Short & sweet, from a recent interview with an alleged Taliban commander in Marjah (highlights mine):


> (....)
> _Theunjustmedia: _How would you characterize the invading soldiers as brave or cowards.
> 
> _Commander Mullah Haji Mohammad:_ To be honest with you, most of the invading soldiers are cowards, if they did not have their helicopters and air planes to support them, they would not be able to stay in Afghanistan for more than a month, on the other hand *you do have few brave invading soldiers, from all the invading countries the Canadian soldiers are the most bravest. *
> ...



A bit more here.


----------



## Greymatters (30 Mar 2010)

Well, its a nice compliment, but is it real?  Nearly everything else in that interview read like BS, which kind of taints the statement. 

Possibly merely said in order to drive a wedge between Canada and allied forces.    

Oh look, they're trying to shut down the Timmies!  See, its happening already!


----------



## SeanNewman (30 Mar 2010)

They may be slightly exaggerating with 150 tank kills.

Granted they almost surely lump "tanks" in with all AFVs just like most Canadians would, but the vast majority of all vehicles that get hit are rebuilt.

Certainly nowhere close to 150 catastrophic kills.


----------



## The Bread Guy (30 Mar 2010)

Greymatters said:
			
		

> Well, its a nice compliment, but is it real?  Nearly everything else in that interview read like BS, which kind of taints the statement.

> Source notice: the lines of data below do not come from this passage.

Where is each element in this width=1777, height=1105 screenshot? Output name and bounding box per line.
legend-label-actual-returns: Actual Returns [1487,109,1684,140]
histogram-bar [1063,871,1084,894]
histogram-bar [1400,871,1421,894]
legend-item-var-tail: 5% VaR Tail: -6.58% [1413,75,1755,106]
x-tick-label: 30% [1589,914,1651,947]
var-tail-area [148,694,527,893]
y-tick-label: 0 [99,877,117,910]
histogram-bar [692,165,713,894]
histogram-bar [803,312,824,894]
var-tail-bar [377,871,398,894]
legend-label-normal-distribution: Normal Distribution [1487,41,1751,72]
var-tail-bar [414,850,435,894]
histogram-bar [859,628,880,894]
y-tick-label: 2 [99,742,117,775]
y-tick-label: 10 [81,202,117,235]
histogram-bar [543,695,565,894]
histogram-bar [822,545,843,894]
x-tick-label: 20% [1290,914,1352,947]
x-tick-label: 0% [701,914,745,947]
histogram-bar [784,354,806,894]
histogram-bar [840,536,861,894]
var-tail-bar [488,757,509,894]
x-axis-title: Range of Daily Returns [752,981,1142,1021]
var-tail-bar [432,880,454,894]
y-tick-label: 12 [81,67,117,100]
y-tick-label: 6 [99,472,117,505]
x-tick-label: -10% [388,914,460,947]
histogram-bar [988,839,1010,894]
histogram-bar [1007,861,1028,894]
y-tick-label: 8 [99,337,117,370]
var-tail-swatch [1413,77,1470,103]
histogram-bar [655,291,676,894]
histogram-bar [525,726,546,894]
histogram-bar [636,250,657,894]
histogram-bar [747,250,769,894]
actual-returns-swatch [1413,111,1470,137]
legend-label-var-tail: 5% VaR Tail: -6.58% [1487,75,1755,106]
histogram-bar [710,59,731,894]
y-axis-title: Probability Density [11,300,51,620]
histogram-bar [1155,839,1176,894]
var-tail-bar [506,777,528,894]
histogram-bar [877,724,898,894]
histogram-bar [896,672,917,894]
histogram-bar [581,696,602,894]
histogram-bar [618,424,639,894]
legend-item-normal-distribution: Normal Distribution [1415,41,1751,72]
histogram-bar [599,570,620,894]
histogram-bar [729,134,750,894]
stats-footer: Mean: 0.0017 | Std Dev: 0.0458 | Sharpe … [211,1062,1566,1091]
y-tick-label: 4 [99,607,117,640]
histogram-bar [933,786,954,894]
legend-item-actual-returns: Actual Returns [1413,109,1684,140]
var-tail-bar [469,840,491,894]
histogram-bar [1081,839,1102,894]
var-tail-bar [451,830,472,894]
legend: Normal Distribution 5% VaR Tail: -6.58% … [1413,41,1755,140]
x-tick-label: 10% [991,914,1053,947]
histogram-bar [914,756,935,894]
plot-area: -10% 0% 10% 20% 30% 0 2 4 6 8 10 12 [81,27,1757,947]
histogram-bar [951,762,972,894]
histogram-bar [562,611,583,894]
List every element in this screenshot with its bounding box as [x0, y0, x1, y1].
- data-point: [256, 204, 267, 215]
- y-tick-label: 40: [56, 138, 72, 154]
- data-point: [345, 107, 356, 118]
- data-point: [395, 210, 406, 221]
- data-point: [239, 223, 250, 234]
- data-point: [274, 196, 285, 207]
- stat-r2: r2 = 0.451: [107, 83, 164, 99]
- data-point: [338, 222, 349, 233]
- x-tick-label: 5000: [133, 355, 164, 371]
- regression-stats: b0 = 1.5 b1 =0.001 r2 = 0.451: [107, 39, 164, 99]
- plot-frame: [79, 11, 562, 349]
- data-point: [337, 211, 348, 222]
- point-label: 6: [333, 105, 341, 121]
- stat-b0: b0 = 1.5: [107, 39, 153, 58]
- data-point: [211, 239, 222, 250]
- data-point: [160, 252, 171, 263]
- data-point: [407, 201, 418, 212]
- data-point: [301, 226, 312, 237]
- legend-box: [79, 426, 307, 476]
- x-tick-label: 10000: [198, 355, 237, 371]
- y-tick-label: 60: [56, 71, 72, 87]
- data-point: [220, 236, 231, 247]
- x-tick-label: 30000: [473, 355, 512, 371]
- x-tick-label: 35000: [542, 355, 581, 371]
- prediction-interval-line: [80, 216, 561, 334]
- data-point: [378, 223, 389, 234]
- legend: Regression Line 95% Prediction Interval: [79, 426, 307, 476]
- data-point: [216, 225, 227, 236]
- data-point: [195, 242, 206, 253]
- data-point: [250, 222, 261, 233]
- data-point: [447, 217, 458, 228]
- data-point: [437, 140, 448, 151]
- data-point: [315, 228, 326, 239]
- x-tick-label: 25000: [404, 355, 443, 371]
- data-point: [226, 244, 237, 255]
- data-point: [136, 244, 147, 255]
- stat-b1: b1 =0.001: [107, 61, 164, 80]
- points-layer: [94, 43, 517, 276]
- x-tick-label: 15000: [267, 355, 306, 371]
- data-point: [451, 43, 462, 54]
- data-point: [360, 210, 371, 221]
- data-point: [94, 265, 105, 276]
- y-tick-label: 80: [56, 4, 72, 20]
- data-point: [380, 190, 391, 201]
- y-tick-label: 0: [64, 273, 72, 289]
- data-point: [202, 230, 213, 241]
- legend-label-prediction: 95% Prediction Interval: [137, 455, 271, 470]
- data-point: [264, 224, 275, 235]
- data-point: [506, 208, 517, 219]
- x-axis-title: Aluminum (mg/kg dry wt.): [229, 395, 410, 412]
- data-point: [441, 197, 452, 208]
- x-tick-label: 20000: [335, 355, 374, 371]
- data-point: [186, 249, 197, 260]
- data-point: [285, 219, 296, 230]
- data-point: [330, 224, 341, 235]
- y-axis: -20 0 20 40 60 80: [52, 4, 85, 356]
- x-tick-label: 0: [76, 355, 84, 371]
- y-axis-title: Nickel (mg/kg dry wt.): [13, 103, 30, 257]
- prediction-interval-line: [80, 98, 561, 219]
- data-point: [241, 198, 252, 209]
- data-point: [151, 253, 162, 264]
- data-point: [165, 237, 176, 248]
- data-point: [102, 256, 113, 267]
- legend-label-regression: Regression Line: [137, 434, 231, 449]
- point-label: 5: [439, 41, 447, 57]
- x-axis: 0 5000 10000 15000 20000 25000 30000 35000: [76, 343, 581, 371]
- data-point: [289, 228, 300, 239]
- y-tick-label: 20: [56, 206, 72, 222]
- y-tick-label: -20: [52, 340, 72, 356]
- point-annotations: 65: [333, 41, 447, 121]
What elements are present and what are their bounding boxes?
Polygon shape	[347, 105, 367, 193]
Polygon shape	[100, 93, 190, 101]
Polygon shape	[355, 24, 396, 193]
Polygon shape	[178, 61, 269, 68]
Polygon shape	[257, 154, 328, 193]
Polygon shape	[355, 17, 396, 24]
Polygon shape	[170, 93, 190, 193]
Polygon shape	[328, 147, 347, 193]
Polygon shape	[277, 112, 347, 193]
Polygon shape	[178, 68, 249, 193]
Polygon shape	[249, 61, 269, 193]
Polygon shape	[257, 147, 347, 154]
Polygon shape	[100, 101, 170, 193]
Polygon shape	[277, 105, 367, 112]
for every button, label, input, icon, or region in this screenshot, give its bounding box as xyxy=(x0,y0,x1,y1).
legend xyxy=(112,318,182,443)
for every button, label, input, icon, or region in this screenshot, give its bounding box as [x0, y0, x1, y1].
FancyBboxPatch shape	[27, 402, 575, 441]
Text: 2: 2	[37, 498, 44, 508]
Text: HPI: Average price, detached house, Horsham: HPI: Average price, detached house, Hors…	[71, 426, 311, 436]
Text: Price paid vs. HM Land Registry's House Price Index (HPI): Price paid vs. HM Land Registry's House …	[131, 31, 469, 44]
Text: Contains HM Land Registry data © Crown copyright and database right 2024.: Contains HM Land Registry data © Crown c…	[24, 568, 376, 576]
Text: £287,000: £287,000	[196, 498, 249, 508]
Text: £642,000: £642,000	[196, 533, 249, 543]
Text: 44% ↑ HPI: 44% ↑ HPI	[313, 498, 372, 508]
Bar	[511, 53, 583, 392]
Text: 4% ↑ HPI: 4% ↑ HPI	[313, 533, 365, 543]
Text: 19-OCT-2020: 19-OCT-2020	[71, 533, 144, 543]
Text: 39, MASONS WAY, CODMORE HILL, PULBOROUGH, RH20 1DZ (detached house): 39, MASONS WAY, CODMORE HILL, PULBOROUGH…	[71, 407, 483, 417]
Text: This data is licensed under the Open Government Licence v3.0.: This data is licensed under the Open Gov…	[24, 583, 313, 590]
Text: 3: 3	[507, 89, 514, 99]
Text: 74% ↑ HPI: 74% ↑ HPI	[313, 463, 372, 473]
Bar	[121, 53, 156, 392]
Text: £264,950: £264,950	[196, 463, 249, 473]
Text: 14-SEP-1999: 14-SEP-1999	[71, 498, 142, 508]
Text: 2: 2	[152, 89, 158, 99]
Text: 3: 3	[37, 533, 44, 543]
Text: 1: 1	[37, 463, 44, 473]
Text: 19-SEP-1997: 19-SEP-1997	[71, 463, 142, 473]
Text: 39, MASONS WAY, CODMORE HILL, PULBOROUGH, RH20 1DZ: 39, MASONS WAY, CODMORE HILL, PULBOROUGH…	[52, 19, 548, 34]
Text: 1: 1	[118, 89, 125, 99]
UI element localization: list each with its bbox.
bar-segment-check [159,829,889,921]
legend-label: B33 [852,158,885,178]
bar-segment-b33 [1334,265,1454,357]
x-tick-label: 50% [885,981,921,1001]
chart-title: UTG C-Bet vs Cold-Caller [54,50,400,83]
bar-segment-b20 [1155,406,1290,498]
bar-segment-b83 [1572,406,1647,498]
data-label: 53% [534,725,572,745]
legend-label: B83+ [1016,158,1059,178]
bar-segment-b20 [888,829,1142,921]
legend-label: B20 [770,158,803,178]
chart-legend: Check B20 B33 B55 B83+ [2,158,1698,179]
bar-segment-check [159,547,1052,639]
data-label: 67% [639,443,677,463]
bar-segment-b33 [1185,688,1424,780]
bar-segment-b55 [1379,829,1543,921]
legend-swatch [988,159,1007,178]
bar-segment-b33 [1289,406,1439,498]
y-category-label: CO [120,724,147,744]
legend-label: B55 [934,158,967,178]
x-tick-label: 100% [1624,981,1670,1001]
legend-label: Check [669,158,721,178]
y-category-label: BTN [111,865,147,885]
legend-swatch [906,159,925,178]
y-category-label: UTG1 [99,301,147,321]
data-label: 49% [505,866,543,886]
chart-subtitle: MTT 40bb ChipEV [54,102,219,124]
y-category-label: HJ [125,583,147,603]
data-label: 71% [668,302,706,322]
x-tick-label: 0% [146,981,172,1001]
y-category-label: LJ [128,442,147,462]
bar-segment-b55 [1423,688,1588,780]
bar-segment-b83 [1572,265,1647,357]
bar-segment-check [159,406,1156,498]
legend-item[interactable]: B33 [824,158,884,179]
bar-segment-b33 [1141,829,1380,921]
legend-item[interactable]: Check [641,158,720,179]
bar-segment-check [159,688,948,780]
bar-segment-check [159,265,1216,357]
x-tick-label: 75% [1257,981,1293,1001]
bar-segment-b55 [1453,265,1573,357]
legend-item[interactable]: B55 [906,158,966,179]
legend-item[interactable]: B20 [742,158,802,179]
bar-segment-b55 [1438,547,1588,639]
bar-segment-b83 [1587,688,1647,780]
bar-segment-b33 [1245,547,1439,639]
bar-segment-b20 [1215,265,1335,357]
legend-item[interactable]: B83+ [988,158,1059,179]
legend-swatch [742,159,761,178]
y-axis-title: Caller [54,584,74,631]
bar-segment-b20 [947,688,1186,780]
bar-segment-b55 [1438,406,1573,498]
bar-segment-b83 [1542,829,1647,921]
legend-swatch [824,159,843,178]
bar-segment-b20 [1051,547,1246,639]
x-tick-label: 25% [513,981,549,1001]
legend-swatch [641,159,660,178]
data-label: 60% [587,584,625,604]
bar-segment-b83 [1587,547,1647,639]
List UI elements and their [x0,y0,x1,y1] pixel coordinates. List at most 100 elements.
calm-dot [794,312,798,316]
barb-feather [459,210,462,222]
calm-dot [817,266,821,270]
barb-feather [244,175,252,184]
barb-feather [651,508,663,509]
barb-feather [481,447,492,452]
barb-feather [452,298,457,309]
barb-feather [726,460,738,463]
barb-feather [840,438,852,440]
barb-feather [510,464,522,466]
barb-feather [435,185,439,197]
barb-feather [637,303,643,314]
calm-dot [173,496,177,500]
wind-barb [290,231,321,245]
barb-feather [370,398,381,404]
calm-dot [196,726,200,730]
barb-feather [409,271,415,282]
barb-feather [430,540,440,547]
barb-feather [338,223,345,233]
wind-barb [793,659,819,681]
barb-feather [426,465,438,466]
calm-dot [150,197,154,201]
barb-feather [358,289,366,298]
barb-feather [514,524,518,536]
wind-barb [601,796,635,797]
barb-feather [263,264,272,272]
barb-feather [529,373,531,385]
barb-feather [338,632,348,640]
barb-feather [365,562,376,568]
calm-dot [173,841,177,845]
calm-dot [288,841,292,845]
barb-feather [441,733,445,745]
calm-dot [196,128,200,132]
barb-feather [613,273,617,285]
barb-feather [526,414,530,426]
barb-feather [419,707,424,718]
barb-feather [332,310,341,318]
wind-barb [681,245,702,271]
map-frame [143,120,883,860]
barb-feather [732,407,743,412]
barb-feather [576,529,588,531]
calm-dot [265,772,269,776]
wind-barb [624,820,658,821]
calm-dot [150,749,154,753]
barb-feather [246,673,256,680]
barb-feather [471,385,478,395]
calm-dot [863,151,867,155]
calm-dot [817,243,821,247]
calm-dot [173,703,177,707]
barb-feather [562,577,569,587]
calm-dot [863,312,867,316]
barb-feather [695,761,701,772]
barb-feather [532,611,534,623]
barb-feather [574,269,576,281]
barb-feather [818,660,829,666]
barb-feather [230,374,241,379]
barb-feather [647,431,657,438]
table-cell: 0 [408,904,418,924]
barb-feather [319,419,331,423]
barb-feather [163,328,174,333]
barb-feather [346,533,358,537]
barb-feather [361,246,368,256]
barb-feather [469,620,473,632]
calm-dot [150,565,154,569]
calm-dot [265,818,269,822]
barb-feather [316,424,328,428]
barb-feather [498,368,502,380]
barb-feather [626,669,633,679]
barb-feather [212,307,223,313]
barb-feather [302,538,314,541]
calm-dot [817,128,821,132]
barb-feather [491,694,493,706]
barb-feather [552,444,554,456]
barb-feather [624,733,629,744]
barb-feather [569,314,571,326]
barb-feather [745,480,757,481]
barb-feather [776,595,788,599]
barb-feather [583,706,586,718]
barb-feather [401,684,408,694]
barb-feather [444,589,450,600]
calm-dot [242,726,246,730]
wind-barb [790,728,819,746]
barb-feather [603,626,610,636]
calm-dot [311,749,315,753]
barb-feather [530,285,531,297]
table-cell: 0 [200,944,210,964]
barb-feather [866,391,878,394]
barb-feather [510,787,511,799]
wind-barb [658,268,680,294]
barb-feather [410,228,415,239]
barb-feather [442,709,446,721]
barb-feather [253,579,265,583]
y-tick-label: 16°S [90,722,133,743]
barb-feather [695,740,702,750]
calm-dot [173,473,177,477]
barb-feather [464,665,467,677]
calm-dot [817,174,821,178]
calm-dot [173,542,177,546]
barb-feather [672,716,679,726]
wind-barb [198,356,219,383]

How unlike their other statements, right?  



			
				Petamocto said:
			
		

> They may be slightly exaggerating with 150 tank kills.


Just like they "slightly exaggerate" Canadian casualty counts - as of end of last month, ~15 alleged to every one repatriated.


----------



## Greymatters (31 Mar 2010)

milnews.ca said:
			
		

> How unlike their other statements, right?



I was thinking more along the lines of that Iraqi P.R. officer (cant recall his name) who during Gulf Spree 2 was telling reporters 'There are no Americans here in Baghdad!' when in real life the US army was about ready to put their feet on Saddams coffee table...


----------